THE race for Cuba’s beach front is on. Executives from major US hotel chains have stepped up their interest in the Communist island in recent months, holding informal talks with Cuban officials as Washington loosens restrictions on US firms operating there.
Executives from Marriott International, Hilton Worldwide and Carlson Hospitality Group say they have held talks with Cuban officials.
“We’re all very interested,” says Ted Middleton, Hilton’s senior vice-president of development in Latin America. “When legally we’re allowed to do so, we all want to be at the start line, ready to go.”
The US and Cuba restored diplomatic relations in July after decades of hostility. Washington further relaxed its half-century-old trade embargo last month, allowing certain companies to establish subsidiaries or joint ventures as well as open offices, stores and warehouses in Cuba.
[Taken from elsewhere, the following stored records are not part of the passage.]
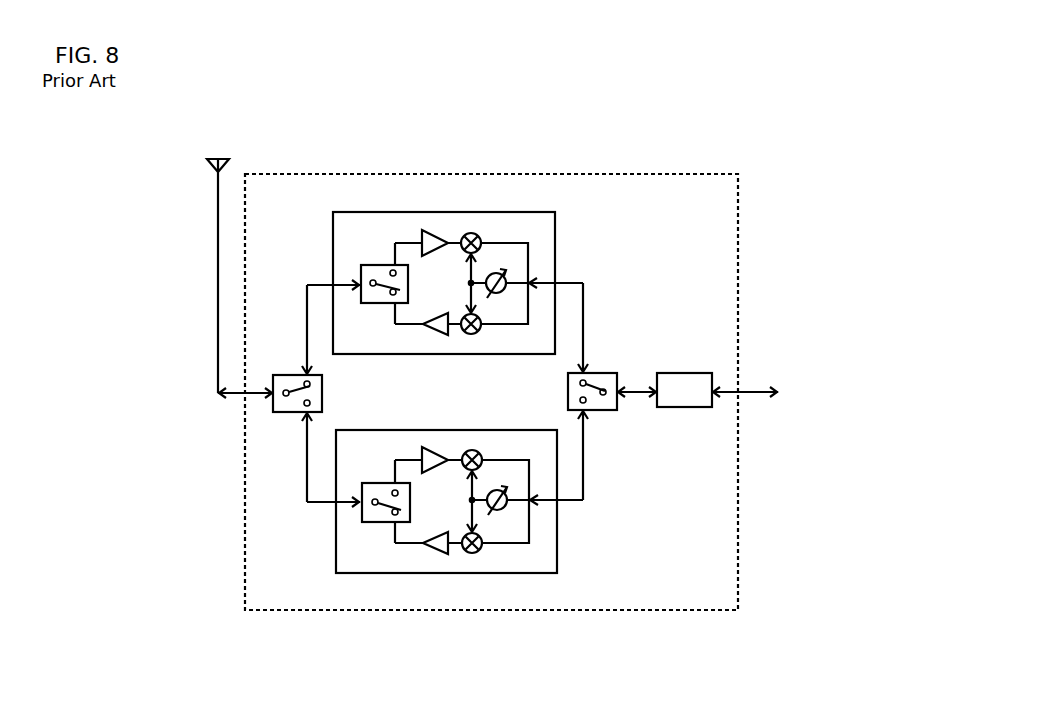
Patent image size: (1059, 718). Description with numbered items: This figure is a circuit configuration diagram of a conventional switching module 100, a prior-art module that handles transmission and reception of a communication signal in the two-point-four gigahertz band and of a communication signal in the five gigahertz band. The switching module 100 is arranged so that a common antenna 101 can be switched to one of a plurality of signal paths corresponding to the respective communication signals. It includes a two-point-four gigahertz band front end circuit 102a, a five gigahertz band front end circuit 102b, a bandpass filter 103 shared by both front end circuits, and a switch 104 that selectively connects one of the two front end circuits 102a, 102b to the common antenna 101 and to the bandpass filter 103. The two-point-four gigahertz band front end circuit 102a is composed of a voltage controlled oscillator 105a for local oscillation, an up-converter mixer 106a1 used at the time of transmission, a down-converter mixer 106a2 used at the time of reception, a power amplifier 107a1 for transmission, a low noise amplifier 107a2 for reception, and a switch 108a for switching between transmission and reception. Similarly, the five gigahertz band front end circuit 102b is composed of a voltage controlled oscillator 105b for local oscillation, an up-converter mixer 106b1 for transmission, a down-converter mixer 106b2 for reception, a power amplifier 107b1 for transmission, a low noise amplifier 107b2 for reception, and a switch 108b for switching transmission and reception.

The switching module 100 is at (610, 121).
The common antenna 101 is at (225, 136).
The 2.4 GHz band front end circuit 102a is at (484, 249).
The 5 GHz band front end circuit 102b is at (469, 524).
The bandpass filter 103 is at (680, 372).
The switch 104 is at (287, 374).
The voltage controlled oscillator 105a is at (507, 277).
The voltage controlled oscillator 105b is at (502, 510).
The up-converter mixer 106a1 is at (486, 334).
The down-converter mixer 106a2 is at (486, 233).
The up-converter mixer 106b1 is at (491, 553).
The down-converter mixer 106b2 is at (486, 451).
The power amplifier 107a1 is at (433, 334).
The low noise amplifier 107a2 is at (430, 230).
The power amplifier 107b1 is at (436, 554).
The low noise amplifier 107b2 is at (430, 449).
The switch 108a is at (373, 265).
The switch 108b is at (375, 522).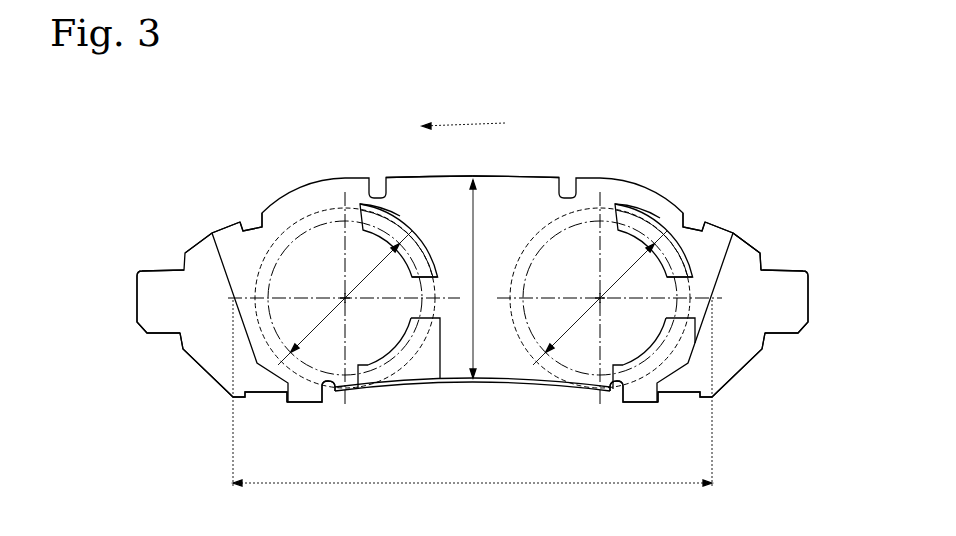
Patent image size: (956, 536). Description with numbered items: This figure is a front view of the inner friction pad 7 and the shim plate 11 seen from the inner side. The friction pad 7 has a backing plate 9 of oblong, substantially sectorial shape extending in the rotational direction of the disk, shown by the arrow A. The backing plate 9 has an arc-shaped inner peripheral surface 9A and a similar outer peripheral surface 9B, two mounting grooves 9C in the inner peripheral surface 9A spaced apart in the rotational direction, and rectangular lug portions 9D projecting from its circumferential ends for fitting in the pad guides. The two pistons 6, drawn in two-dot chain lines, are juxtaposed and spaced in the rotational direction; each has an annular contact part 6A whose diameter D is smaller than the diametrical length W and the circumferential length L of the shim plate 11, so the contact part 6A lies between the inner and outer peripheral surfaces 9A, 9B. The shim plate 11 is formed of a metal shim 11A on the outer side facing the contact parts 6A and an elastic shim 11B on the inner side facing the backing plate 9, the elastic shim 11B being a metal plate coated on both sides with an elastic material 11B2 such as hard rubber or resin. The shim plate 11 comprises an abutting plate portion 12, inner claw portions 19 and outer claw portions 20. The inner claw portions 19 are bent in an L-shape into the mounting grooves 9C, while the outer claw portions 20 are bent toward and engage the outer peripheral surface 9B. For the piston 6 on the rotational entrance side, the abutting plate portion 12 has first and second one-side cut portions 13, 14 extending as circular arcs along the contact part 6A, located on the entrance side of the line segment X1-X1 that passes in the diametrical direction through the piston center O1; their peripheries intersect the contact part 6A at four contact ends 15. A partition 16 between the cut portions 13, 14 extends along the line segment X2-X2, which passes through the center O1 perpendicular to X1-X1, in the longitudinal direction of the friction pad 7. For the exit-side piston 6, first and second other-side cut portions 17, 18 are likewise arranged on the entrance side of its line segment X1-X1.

The piston 6 is at (293, 230).
The annular contact part 6A is at (323, 217).
The inner friction pad 7 is at (753, 246).
The backing plate 9 is at (210, 357).
The inner peripheral surface 9A is at (489, 391).
The outer peripheral surface 9B is at (250, 226).
The mounting groove 9C is at (262, 394).
The lug portion 9D is at (152, 280).
The shim plate 11 is at (535, 176).
The metal shim 11A is at (545, 384).
The elastic shim 11B is at (697, 358).
The elastic material 11B2 is at (415, 330).
The abutting plate portion 12 is at (503, 197).
The first one-side cut portion 13 is at (672, 285).
The second one-side cut portion 14 is at (640, 365).
The contact end 15 is at (364, 206).
The partition 16 is at (440, 287).
The first other-side cut portion 17 is at (390, 245).
The second other-side cut portion 18 is at (380, 362).
The inner claw portion 19 is at (303, 402).
The outer claw portion 20 is at (222, 228).
The rotational direction of the disk A is at (463, 115).
The diameter of the annular contact part D is at (472, 298).
The circumferential length of the shim plate L is at (472, 393).
The diametrical length of the shim plate W is at (485, 279).
The diametrical center of the piston O1 is at (341, 292).
The line segment X1- X1 is at (472, 302).
The line segment X2- X2 is at (470, 301).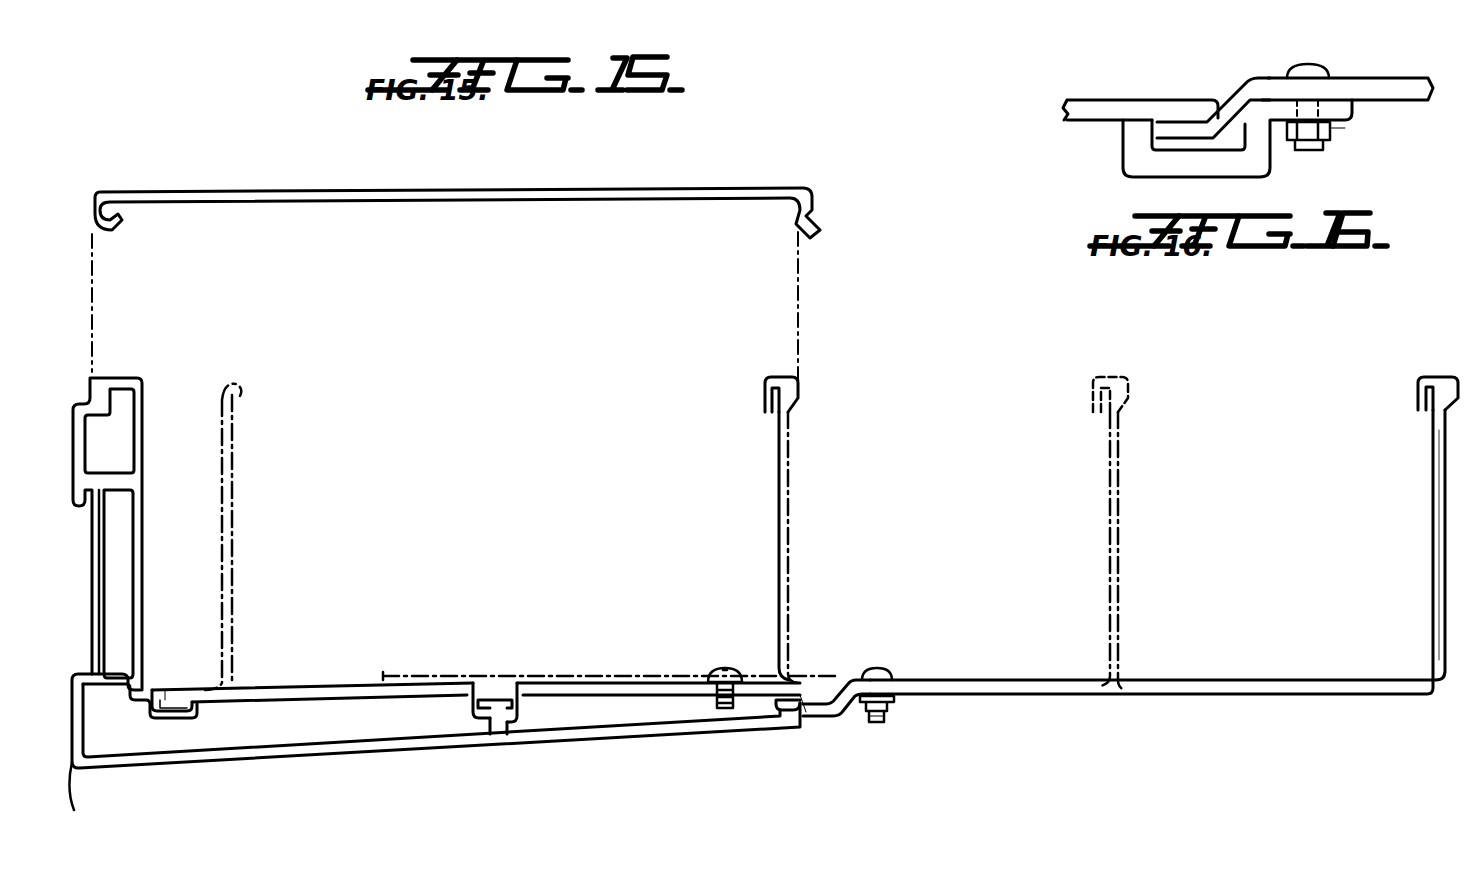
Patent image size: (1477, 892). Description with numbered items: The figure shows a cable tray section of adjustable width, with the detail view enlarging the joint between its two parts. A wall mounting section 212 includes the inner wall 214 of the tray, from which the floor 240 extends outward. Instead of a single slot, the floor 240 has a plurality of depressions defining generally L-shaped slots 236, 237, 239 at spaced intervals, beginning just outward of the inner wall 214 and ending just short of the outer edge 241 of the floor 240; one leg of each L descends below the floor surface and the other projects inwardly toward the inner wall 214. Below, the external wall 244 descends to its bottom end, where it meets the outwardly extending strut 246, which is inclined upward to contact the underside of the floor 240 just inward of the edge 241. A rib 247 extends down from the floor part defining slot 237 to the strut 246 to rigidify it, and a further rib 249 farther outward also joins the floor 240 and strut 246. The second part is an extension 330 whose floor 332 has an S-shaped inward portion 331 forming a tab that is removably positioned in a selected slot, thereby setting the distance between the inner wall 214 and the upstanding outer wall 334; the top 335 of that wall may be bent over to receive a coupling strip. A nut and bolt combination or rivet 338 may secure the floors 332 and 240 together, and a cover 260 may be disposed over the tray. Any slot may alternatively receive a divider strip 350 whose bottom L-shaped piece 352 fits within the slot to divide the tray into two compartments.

In FIG. 15, the wall mounting section 212 is at (76, 390).
In FIG. 15, the inner wall 214 is at (144, 535).
In FIG. 15, the slot 236 is at (190, 712).
In FIG. 15, the slot 237 is at (500, 690).
In FIG. 15, the slot 239 is at (810, 697).
In FIG. 16, the slot 239 is at (1170, 122).
In FIG. 15, the floor 240 is at (316, 686).
In FIG. 16, the floor 240 is at (1100, 100).
In FIG. 15, the outer edge 241 is at (905, 700).
In FIG. 16, the outer edge 241 is at (1350, 114).
In FIG. 15, the external wall 244 is at (78, 800).
In FIG. 15, the strut 246 is at (265, 760).
In FIG. 15, the rib 247 is at (505, 727).
In FIG. 15, the rib 249 is at (788, 714).
In FIG. 15, the cover 260 is at (338, 158).
In FIG. 15, the extension 330 is at (802, 488).
In FIG. 15, the inward portion 331 is at (826, 716).
In FIG. 16, the inward portion 331 is at (1240, 100).
In FIG. 15, the floor 332 is at (1204, 687).
In FIG. 16, the floor 332 is at (1362, 78).
In FIG. 15, the outer wall 334 is at (1432, 536).
In FIG. 15, the top 335 is at (782, 376).
In FIG. 15, the nut and bolt combination 338 is at (882, 682).
In FIG. 16, the nut and bolt combination 338 is at (1327, 46).
In FIG. 15, the cable tray divider strip 350 is at (240, 517).
In FIG. 15, the L-shaped piece 352 is at (180, 692).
The US wanted a deal allowing US airlines to schedule Cuba flights as soon as possible, a state department official said last week, amid speculation that a US ban on its tourists visiting Cuba could be eased.
US hoteliers are not allowed to invest in Cuba, and the island officially remains off-limits for US tourists unless they meet special criteria.
Foreign companies have to partner with a Cuban entity to do business there.
While they wait for the politicians, US hotel bosses are conducting fact-finding missions in Havana and holding preliminary meetings with Cuban government officials.
This week, Mr Middleton and executives from Carlson and Wyndham Worldwide are meeting Cuba’s Deputy Tourism Minister Luis Miguel Diaz at a conference in Lima.
In the 1950s, Cuba was an exotic playground for US celebrities such as Frank Sinatra and Ava Gardner, as well as ordinary tourists.
A recent relaxation of some restrictions on US travellers has encouraged over 106,000 Americans to visit Cuba so far this year, more than the 91,254 who arrived in all of last year, according to tourism Prof José Luís Perelló of the University of Havana.
Tourist arrivals are up nearly 18% this year after a record 3-million visitors last year. US hoteliers expect US visitor numbers to balloon if all travel restrictions are axed.
“If and when the travel ban is lifted, we estimate there’ll be over 1.5-million US travellers on a yearly basis,” says Laurent de Kousemaeker of Marriott.
Even if sanctions were lifted soon, Cuba traditionally has been slow to approve foreign investment projects.
Rivals from Canada and Europe have seized the opportunity, operating and investing in Cuban hotels and resorts, alongside Cuban government partners, for years.
Spanish hotel operator Meliá Hotels International aims to have 15,000 rooms in Cuba by 2018. It has 13,000 rooms via 27 joint ventures.
But even with government plans to add 4,000 new hotel rooms every year for the next 15, the island is not ready for a significant surge in tourism.
Cuba’s tourism infrastructure went into decline after the 1959 revolution. Five-star hotel rooms, good restaurants and cheap internet access are all in short supply.
If they get a green light from both governments, executives say US chains are likely to offer branding and management partnerships to Cuban government partners.
The ultimate goal will be to secure long-term leases on resort developments, which is how Cuban authorities have generally operated with foreign hotels.
But right now, US hoteliers cannot even refer to tourism when they meet Cuban counterparts, let alone discuss actual deals. Instead the buzz word is “hospitality”.
Mr de Kousemaeker likes to use an analogy from baseball, a sport loved both in Cuba and in the US, to describe the current situation.
“We’re learning, and taking batting practice, but we’re sitting on the bench.”